Thanks guys! As for going to the edge from there, I assume there will be a greater chance for better size fish going that way? Also does anyone know about the Ozark tug, is it in that area, or even still in tact? Really I have never been out east and we are going on a friends boat who doesnt fish often but is meeting someone who is headed out from ft walton, so any ideas for good spots for fish out east are very much appreciate! Thanks Again guys!


----------



## pogypumper (Mar 24, 2008)

The south edge has been holding some nice beeliners and some legal jacks.


----------



## reelfinatical (Sep 30, 2007)

> *steschel07 (6/3/2008)* Also does anyone know about the Ozark tug, is it in that area, or even still in tact?

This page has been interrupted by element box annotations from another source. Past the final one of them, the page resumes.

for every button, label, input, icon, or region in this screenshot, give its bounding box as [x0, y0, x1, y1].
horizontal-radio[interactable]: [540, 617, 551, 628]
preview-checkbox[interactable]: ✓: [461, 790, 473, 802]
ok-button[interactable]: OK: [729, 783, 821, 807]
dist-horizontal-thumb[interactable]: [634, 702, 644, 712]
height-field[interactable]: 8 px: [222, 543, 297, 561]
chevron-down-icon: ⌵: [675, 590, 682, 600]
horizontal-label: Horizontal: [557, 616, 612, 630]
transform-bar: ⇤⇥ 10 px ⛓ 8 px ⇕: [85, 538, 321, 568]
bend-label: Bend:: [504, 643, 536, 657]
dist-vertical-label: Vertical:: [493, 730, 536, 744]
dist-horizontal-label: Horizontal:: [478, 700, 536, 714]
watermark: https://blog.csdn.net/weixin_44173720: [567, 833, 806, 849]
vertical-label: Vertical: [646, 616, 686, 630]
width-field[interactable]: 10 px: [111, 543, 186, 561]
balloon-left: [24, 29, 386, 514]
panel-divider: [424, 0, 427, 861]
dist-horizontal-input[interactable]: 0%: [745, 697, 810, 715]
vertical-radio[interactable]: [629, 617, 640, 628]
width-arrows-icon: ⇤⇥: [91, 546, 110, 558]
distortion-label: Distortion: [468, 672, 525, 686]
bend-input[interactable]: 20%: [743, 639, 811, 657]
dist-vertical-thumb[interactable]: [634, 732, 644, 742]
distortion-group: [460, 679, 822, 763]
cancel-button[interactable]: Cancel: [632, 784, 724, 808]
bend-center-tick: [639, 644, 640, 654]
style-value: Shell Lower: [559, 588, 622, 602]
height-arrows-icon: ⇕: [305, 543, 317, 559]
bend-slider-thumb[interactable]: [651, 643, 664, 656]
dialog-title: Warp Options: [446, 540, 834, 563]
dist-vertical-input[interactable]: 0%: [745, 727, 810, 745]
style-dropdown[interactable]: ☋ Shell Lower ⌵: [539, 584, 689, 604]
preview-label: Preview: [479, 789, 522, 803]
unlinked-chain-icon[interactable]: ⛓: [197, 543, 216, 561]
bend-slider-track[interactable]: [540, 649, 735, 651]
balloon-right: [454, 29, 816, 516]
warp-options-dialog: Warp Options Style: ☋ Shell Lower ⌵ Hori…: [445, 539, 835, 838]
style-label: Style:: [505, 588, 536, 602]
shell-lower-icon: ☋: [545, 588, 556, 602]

 There is a LOT of bottom around the Ozark, but get good proven #s from a friend or whatever, the numbers fromcharts sold in stores are off. We fished the Ozark Friday & had a lot of HUGE hits, but got nothing in the boat - everything went into the wreck and broke off - but they wereNICE sized fish from the pull. Black fin were also out there Friday.


----------



## Strictly Bizness (Oct 2, 2007)

i don't know about the reef fish but i do know that the kings are not holding on the timber holes yet. :banghead


----------



## steschel07 (May 30, 2008)

Couple more questions. How far is Timber holes from pcola pass and how much further is the ozark from it? Are the MBT numbers accurate on timber holes or where should i look for accurate numbers? Also does anyone have any in the ballpark for Ozark? Thanks!


----------



## reelfinatical (Sep 30, 2007)

roughly 27 - 28 nm from Pensacola Pass to Timber Holes..?

roughly 50 nm from Pensacola Pass to Ozark.. ((the Ozark is 28 or so miles South out of Destin))

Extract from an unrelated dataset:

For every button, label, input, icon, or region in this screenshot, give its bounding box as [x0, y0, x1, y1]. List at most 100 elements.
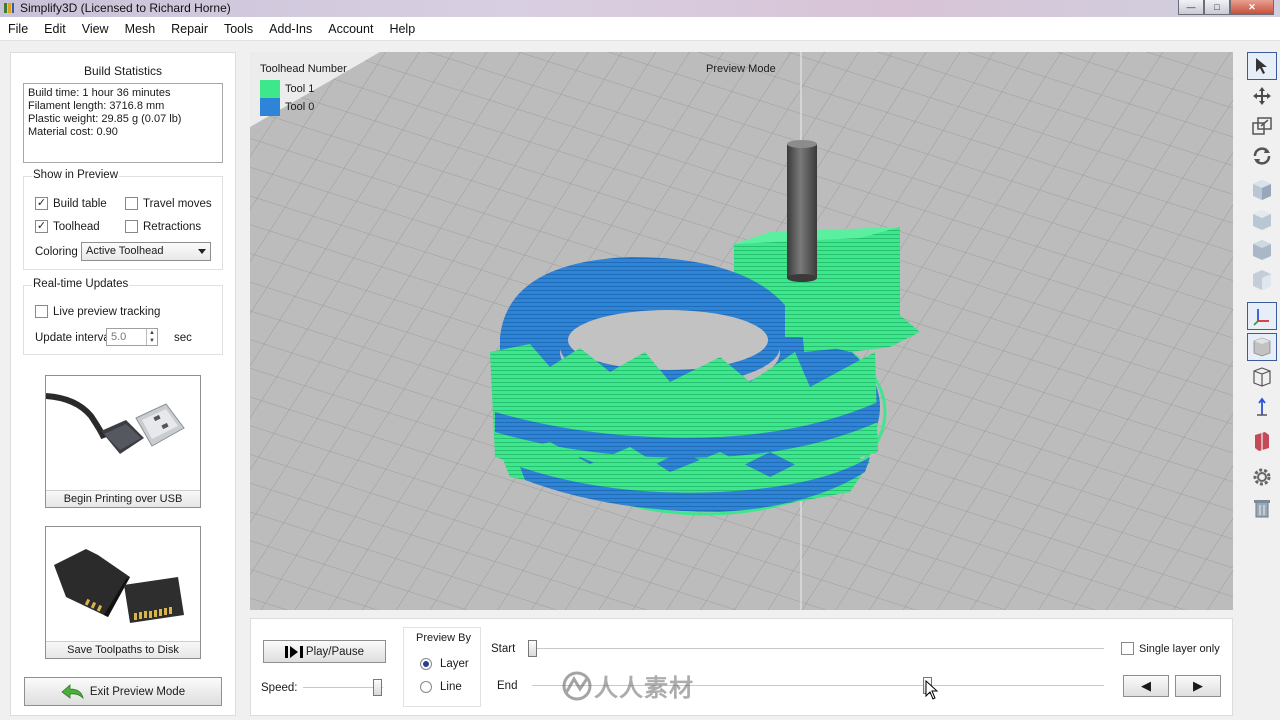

I will PM you a good# for the Ozark in a few - I need to find my list.


----------



## Ocean Man (Sep 27, 2007)

The MBT #'s will get you in the area of the Timberholes, just look around there is lots of good bottom. Look for depth changes in 105-120ft.


----------



## hmsmithjr (May 22, 2008)

I have tried to find the Ozark for a couple of years now and can't seem to find any numbers that are even close. I do usually bottom fish the edge and troll wahoo baits to the numbers I have for the Ozark around the area and back (have never been close). I fanyone has the accurate numbers to it I would greatly appreciate it and I am usually down in Destin only twice a year.

Thanks,

Maclin


----------